The intended lifecycle

chatting → generating → pending-approval → queued → training → ready
#StepDashboardInternal (job)OpenAI-compatWhat the user sees
1chattingchattingthe conversation / building the dataset
2generatinggeneratingpreparing / generating / labelingvalidating_files”Generating… / Relabeling…” progress
3pending approvalchatting ⚠️preparedqueuedthe review grid — approve / edit the rows
4queuedqueuedqueuedqueued”queued to train”
5trainingtrainingtrainingrunningtraining progress
6readyreadyreadysucceededmodel card / playground
error / stopped(→cancelled) are terminal off-paths from any active step.

The two lossy collapses (this is the trap)
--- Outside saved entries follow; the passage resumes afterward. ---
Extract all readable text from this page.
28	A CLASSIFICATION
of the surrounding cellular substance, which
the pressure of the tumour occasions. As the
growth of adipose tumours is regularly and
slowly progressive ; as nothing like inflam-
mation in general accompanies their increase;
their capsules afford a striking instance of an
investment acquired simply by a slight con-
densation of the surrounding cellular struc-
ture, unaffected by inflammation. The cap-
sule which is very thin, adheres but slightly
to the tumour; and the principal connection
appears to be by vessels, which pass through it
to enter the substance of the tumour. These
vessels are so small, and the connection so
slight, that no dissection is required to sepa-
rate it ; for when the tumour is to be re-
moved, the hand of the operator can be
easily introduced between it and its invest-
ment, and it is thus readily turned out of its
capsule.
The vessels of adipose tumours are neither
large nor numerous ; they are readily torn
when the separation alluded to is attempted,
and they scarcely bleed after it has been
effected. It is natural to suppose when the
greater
tab/reflex api/wire.py::map_reflex_status maps internal → OpenAI-compatible, and it’s lossy:
  • preparing / generating / labelingvalidating_files (can’t tell which)
  • preparedqueued (so step 3 and step 4 both read queued)
  • training → running, ready → succeeded, error → failed, stopped → cancelled
Because OpenAI queued means either “prepared / pending approval” (step 3) or “queued to train” (step 4), the dashboard can’t trust the raw OpenAI value. The seam that disambiguates is src/lib/reflex/job-status.ts::resolveJobChatStatus:
OpenAI queued + no active training-queue row + review-gated (auto_train:false, not approved) + getJobDataset has rows ⇒ step 3 (prepared) ⇒ dashboard chatting (review grid). An active queue row ⇒ step 4 (queued/training).
Every status writer must go through resolveJobChatStatus, not jobStatusToChatStatus directly — bypassing it caused the #390 and #418 regressions.
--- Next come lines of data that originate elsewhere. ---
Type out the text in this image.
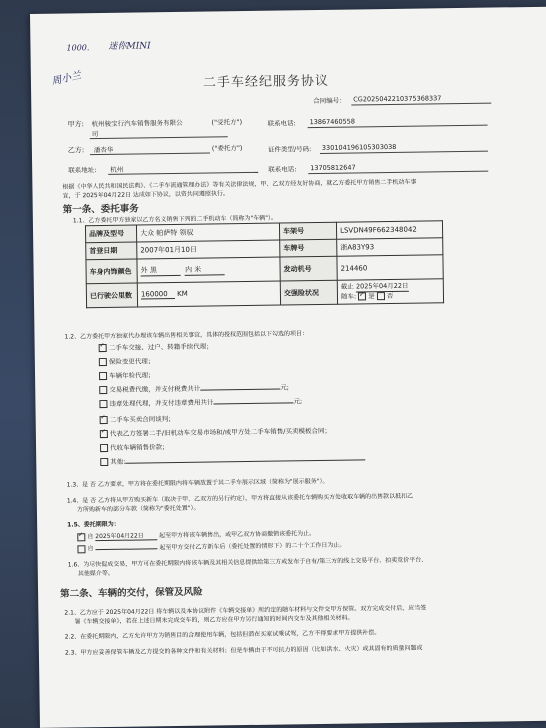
1000. 迷你MINI
周小兰	二手车经纪服务协议
合同编号： CG2025042210375368337
甲方: 杭州骏宝行汽车销售服务有限公
司
("受托方")	联系电话: 13867460558
乙方: 潘杏华	("委托方")	证件类型/号码: 330104196105303038
联系地址: 杭州	联系电话: 13705812647
根据《中华人民共和国民法典》、《二手车流通管理办法》等有关法律法规，甲、乙双方经友好协商，就乙方委托甲方销售二手机动车事
宜，于 2025年04月22日 达成如下协议，以资共同遵照执行。
第一条、委托事务
1.1、乙方委托甲方独家以乙方名义销售下列的二手机动车（简称为"车辆"）。
品牌及型号	大众 帕萨特 领驭	车架号	LSVDN49F662348042
首登日期	2007年01月10日	车牌号	浙A83Y93
车身内饰颜色	外 黑 内 米	发动机号	214460
已行驶公里数	160000 KM	交强险状况	截止 2025年04月22日
随车: ✓ 是 否
1.2、乙方委托甲方独家代办理该车辆出售相关事宜，具体的授权范围包括以下勾选的项目：
✓二手车交接、过户、转籍手续代理；
保险变更代理；
车辆年检代理；
交易税费代缴，并支付税费共计	元;
违章处理代理，并支付违章费用共计	元;
✓二手车买卖合同谈判；
✓代表乙方签署二手/旧机动车交易市场和/或甲方处二手车销售/买卖模板合同；
代收车辆销售价款；
其他:
1.3、是 否 乙方要求，甲方将在委托期限内将车辆放置于其二手车展示区域（简称为"展示服务"）。
1.4、是 否 乙方将从甲方购买新车（取决于甲、乙双方的另行约定），甲方将直接从该委托车辆购买方处收取车辆的出售款以抵扣乙
方所购新车的部分车款（简称为"委托处置"）。
1.5、委托期限为：
✓自 2025年04月22日	起至甲方将该车辆售出，或甲乙双方协商撤销该委托为止。
自	起至甲方交付乙方新车后（委托处置的情形下）的二十个工作日为止。
1.6、为尽快促成交易，甲方可在委托期限内将该车辆及其相关信息提供给第三方或发布于自有/第三方的线上交易平台、拍卖竞价平台、
其他媒介等。
第二条、车辆的交付，保管及风险
2.1、乙方应于 2025年04月22日 将车辆以及本协议附件《车辆交接单》所约定的随车材料与文件交甲方保管。双方完成交付后，应当签
署《车辆交接单》，若在上述日期未完成交车的，则乙方应在甲方另行通知的时间内交车及其他相关材料。
2.2、在委托期限内，乙方允许甲方为销售目的合理使用车辆，包括但潜在买家试乘试驾，乙方不得要求甲方提供补偿。
2.3、甲方应妥善保管车辆及乙方提交的各种文件和有关材料；但是车辆由于不可抗力的原因（比如洪水、火灾）或其固有的质量问题或
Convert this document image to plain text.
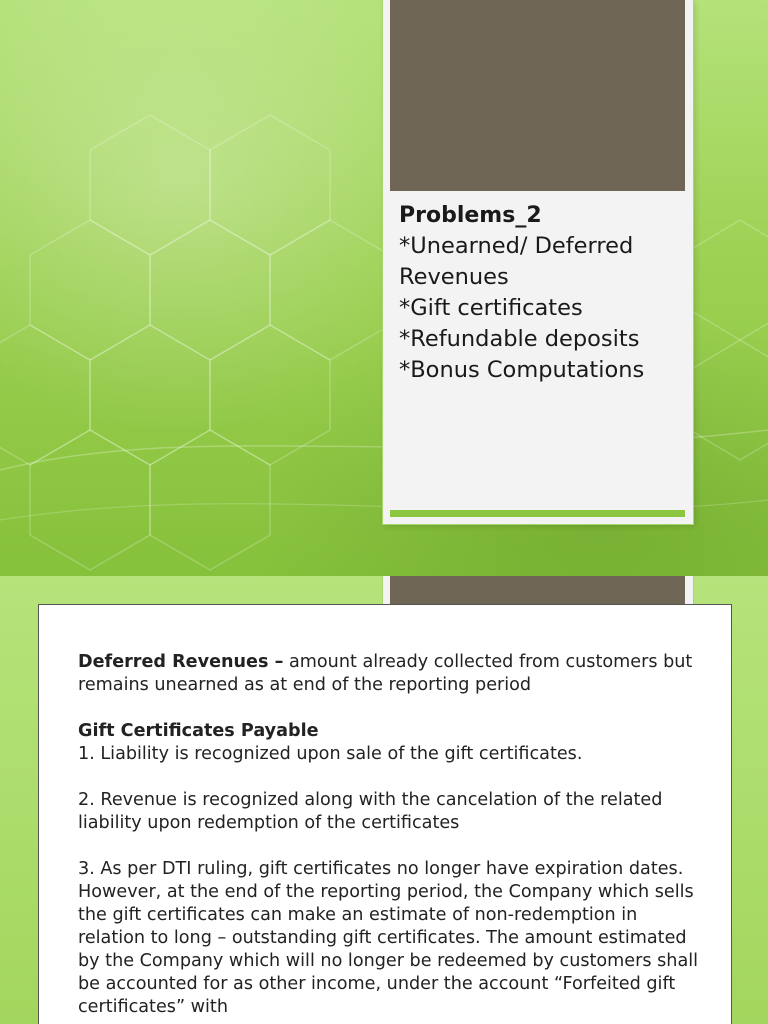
Problems_2
*Unearned/ Deferred
Revenues
*Gift certificates
*Refundable deposits
*Bonus Computations

Deferred Revenues – amount already collected from customers but remains unearned as at end of the reporting period

Gift Certificates Payable

1. Liability is recognized upon sale of the gift certificates.

2. Revenue is recognized along with the cancelation of the related liability upon redemption of the certificates

3. As per DTI ruling, gift certificates no longer have expiration dates. However, at the end of the reporting period, the Company which sells the gift certificates can make an estimate of non-redemption in relation to long – outstanding gift certificates. The amount estimated by the Company which will no longer be redeemed by customers shall be accounted for as other income, under the account “Forfeited gift certificates” with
Known smell: “pending approval” is not a first-class status

Step 3 isn’t its own dashboard status — it’s inferred as chatting + an unapproved prepared dataset. So chatting is overloaded: it means both “just talking” and “review-ready.” This works today (don’t rush to change it), but it’s why the review step is easy to mistake for “still going.” If we ever make it first-class, the seam is already there: check_status returns an explicit phase: 'awaiting_review'.
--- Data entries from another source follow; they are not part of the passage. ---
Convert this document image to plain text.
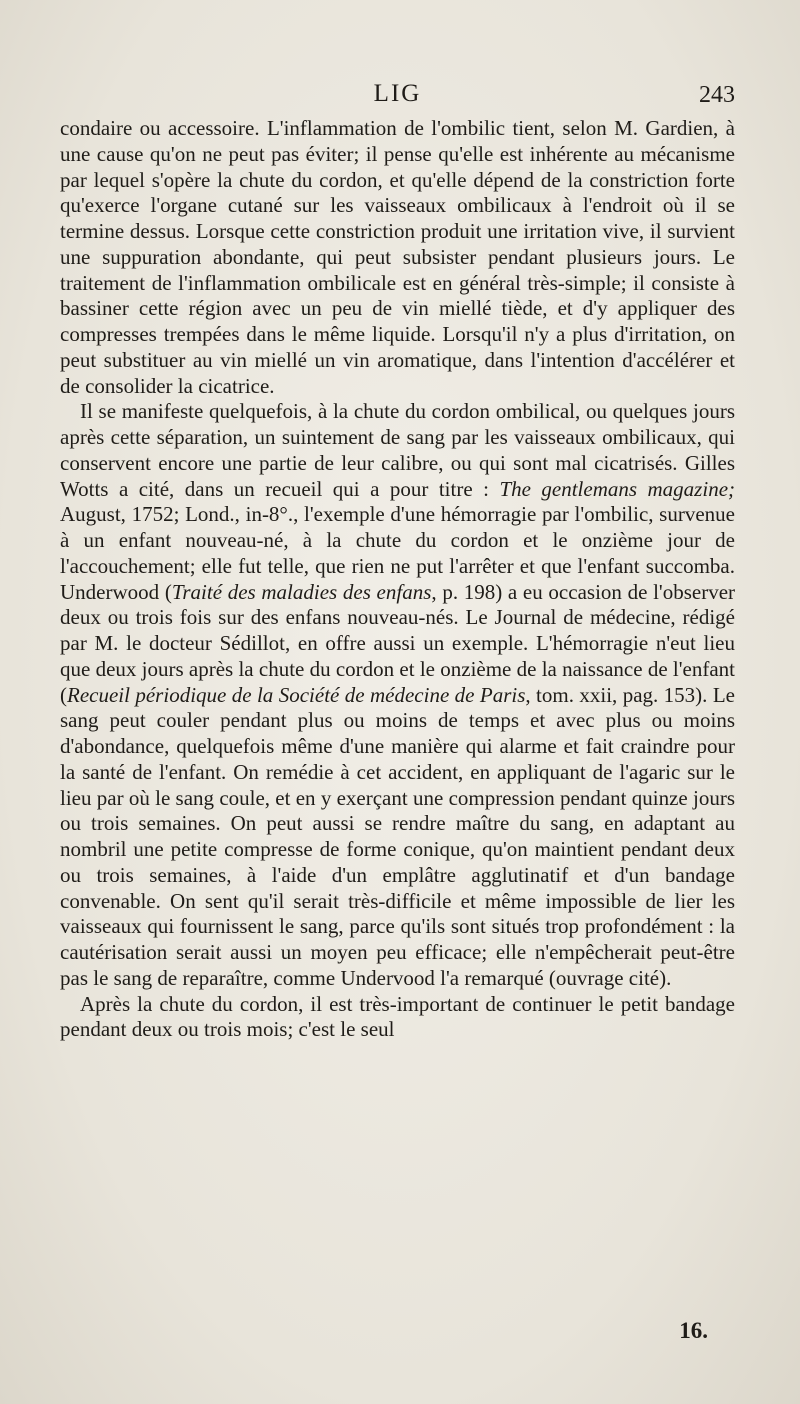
LIG	243

condaire ou accessoire. L'inflammation de l'ombilic tient, selon M. Gardien, à une cause qu'on ne peut pas éviter; il pense qu'elle est inhérente au mécanisme par lequel s'opère la chute du cordon, et qu'elle dépend de la constriction forte qu'exerce l'organe cutané sur les vaisseaux ombilicaux à l'endroit où il se termine dessus. Lorsque cette constriction produit une irritation vive, il survient une suppuration abondante, qui peut subsister pendant plusieurs jours. Le traitement de l'inflammation ombilicale est en général très-simple; il consiste à bassiner cette région avec un peu de vin miellé tiède, et d'y appliquer des compresses trempées dans le même liquide. Lorsqu'il n'y a plus d'irritation, on peut substituer au vin miellé un vin aromatique, dans l'intention d'accélérer et de consolider la cicatrice.

Il se manifeste quelquefois, à la chute du cordon ombilical, ou quelques jours après cette séparation, un suintement de sang par les vaisseaux ombilicaux, qui conservent encore une partie de leur calibre, ou qui sont mal cicatrisés. Gilles Wotts a cité, dans un recueil qui a pour titre : The gentlemans magazine; August, 1752; Lond., in-8°., l'exemple d'une hémorragie par l'ombilic, survenue à un enfant nouveau-né, à la chute du cordon et le onzième jour de l'accouchement; elle fut telle, que rien ne put l'arrêter et que l'enfant succomba. Underwood (Traité des maladies des enfans, p. 198) a eu occasion de l'observer deux ou trois fois sur des enfans nouveau-nés. Le Journal de médecine, rédigé par M. le docteur Sédillot, en offre aussi un exemple. L'hémorragie n'eut lieu que deux jours après la chute du cordon et le onzième de la naissance de l'enfant (Recueil périodique de la Société de médecine de Paris, tom. xxii, pag. 153). Le sang peut couler pendant plus ou moins de temps et avec plus ou moins d'abondance, quelquefois même d'une manière qui alarme et fait craindre pour la santé de l'enfant. On remédie à cet accident, en appliquant de l'agaric sur le lieu par où le sang coule, et en y exerçant une compression pendant quinze jours ou trois semaines. On peut aussi se rendre maître du sang, en adaptant au nombril une petite compresse de forme conique, qu'on maintient pendant deux ou trois semaines, à l'aide d'un emplâtre agglutinatif et d'un bandage convenable. On sent qu'il serait très-difficile et même impossible de lier les vaisseaux qui fournissent le sang, parce qu'ils sont situés trop profondément : la cautérisation serait aussi un moyen peu efficace; elle n'empêcherait peut-être pas le sang de reparaître, comme Undervood l'a remarqué (ouvrage cité).

Après la chute du cordon, il est très-important de continuer le petit bandage pendant deux ou trois mois; c'est le seul

16.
label_data (relabel) notes

  • Teacher-labeling runs through the OpenAI Batch API (completion_window: "24h", api/openai_batch.py) — minutes to hours, no synchronous path. That’s why fresh relabels are slow to test.
  • A relabel reaches step 3 correctly (chat chatting, job prepared). The review grid for relabel is wired via LabelDataCard (it was previously only wired for generate_data / map_upload), and check_status reports a clear phase instead of leaking the raw OpenAI queued + phantom epochs.